Pendant ce temps, il trouva moyen de changer encore une fois de testament.
Archélaüs reçut Les funérailles furent superbes, présidées par Archélaüs. Le corps fut porté de Jéricho à Hérodium sur une litière d'or capitonnée de pierres précieuses ; le drap mortuaire était écarlate, le corps vêtu de pourpre, la tète ceinte du diadème, surmonté d'une couronne d'or, le sceptre à la main. Toute la famille était groupée alentour. L'armée suivait, divisée en ses différents corps : d'abord les gardes du roi ; puis le régiment Thrace, puis les Germains, puis les Galates.

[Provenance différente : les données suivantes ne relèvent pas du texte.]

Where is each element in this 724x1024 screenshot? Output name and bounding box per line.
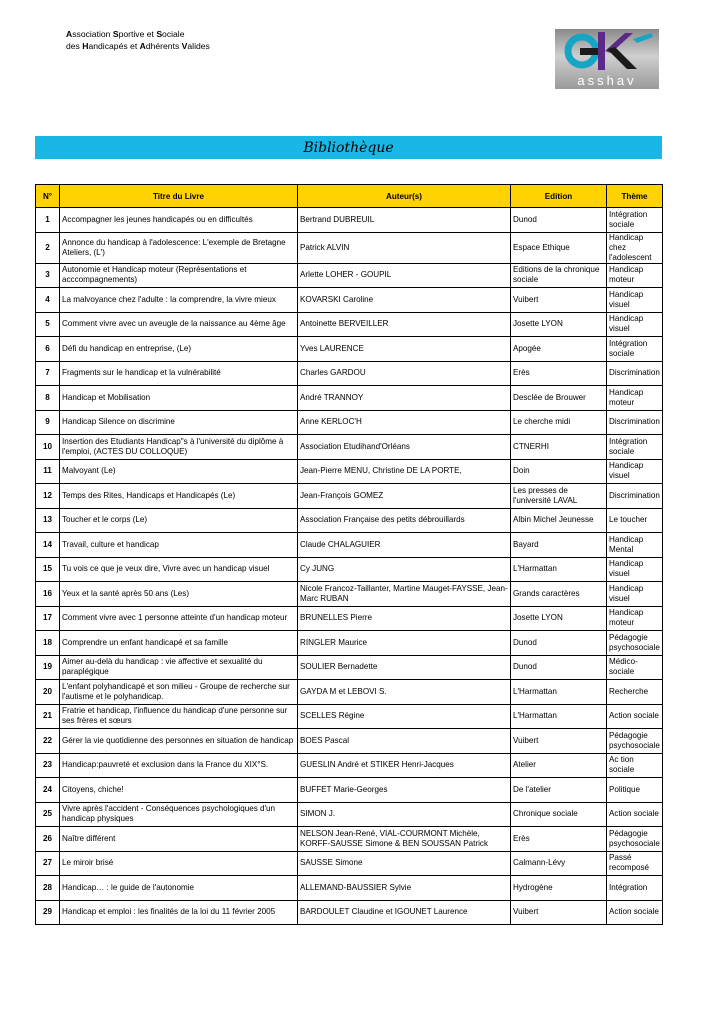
book-number: 7 xyxy=(36,361,60,386)
table-row xyxy=(36,361,663,386)
book-edition: Vuibert xyxy=(511,288,607,313)
book-title: Fratrie et handicap, l'influence du handicap d'une personne sur ses frères et sœurs xyxy=(60,704,298,729)
book-number: 3 xyxy=(36,263,60,288)
book-authors: RINGLER Maurice xyxy=(298,631,511,656)
book-number: 16 xyxy=(36,582,60,607)
book-theme: Handicap visuel xyxy=(607,312,663,337)
book-edition: Vuibert xyxy=(511,900,607,925)
book-theme: Handicap visuel xyxy=(607,557,663,582)
book-number: 18 xyxy=(36,631,60,656)
table-header-row xyxy=(36,185,663,208)
book-theme: Discrimination xyxy=(607,484,663,509)
book-title: Accompagner les jeunes handicapés ou en difficultés xyxy=(60,208,298,233)
book-authors: BOES Pascal xyxy=(298,729,511,754)
book-edition: Erès xyxy=(511,827,607,852)
column-header-theme: Thème xyxy=(607,185,663,208)
table-row xyxy=(36,557,663,582)
book-theme: Ac tion sociale xyxy=(607,753,663,778)
book-title: Le miroir brisé xyxy=(60,851,298,876)
column-header-title: Titre du Livre xyxy=(60,185,298,208)
book-number: 1 xyxy=(36,208,60,233)
book-authors: Association Française des petits débrouillards xyxy=(298,508,511,533)
book-theme: Handicap moteur xyxy=(607,386,663,411)
book-title: La malvoyance chez l'adulte : la comprendre, la vivre mieux xyxy=(60,288,298,313)
table-row xyxy=(36,435,663,460)
book-title: Naître différent xyxy=(60,827,298,852)
book-edition: Dunod xyxy=(511,631,607,656)
book-theme: Politique xyxy=(607,778,663,803)
table-row xyxy=(36,631,663,656)
book-theme: Handicap moteur xyxy=(607,263,663,288)
book-number: 17 xyxy=(36,606,60,631)
page-title: Bibliothèque xyxy=(303,139,394,156)
book-number: 24 xyxy=(36,778,60,803)
book-theme: Le toucher xyxy=(607,508,663,533)
book-theme: Intégration sociale xyxy=(607,337,663,362)
book-authors: BARDOULET Claudine et IGOUNET Laurence xyxy=(298,900,511,925)
book-edition: Calmann-Lévy xyxy=(511,851,607,876)
book-theme: Handicap visuel xyxy=(607,288,663,313)
book-number: 22 xyxy=(36,729,60,754)
book-title: Tu vois ce que je veux dire, Vivre avec un handicap visuel xyxy=(60,557,298,582)
book-theme: Action sociale xyxy=(607,704,663,729)
book-authors: Anne KERLOC'H xyxy=(298,410,511,435)
book-theme: Handicap Mental xyxy=(607,533,663,558)
book-number: 15 xyxy=(36,557,60,582)
book-title: Aimer au-delà du handicap : vie affective et sexualité du paraplégique xyxy=(60,655,298,680)
book-authors: KOVARSKI Caroline xyxy=(298,288,511,313)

Puis venaient le gros de l'armée, comme si l'on allait à une expédition, et cinq cents domestiques portant des parfums. Hérode fut enterré dans son château favori. Le tombeau d'Hérode que l'on voyait près de Jérusalem[8] n'était qu'un cénotaphe. Le jour de la mort d'Hérode figura dans l'album des fêtes d'Israël comme un jour de joie[9]. Le christianisme naissant, dans ses légendes, peignit aussi Hérode sous les plus noires couleurs. La famille de Jésus, en particulier, parait avoir été contre lui une officine de calomnies. Il crut arrêter le christianisme dans son germe ; il voulut tuer le petit Jésus ; il extermina les innocents de Bethléhem. La liste des crimes réels d'Hérode est assez longue pour qu'on ne l'amplifie pas de crimes apocryphes. Jésus n'était pas né quand Hérode mourut à Jéricho[10]. Mais, en un sens, il est très vrai qu'Hérode voulut tuer Jésus. Si son idée d'un royaume juif profane eût prévalu, il n'y aurait pas eu de christianisme. Israël ne connut plus désormais de poigne comme la sienne ; la liberté profita de l'affaiblissement de l'autorité. Hérode Antipas, Hérode Agrippa, les procurateurs romains seront de faibles obstacles au développement des mouvements intérieurs dont Israël porte le germe en son sein. |
[1] Grætz, Geschichte, III, p. 445 et suiv.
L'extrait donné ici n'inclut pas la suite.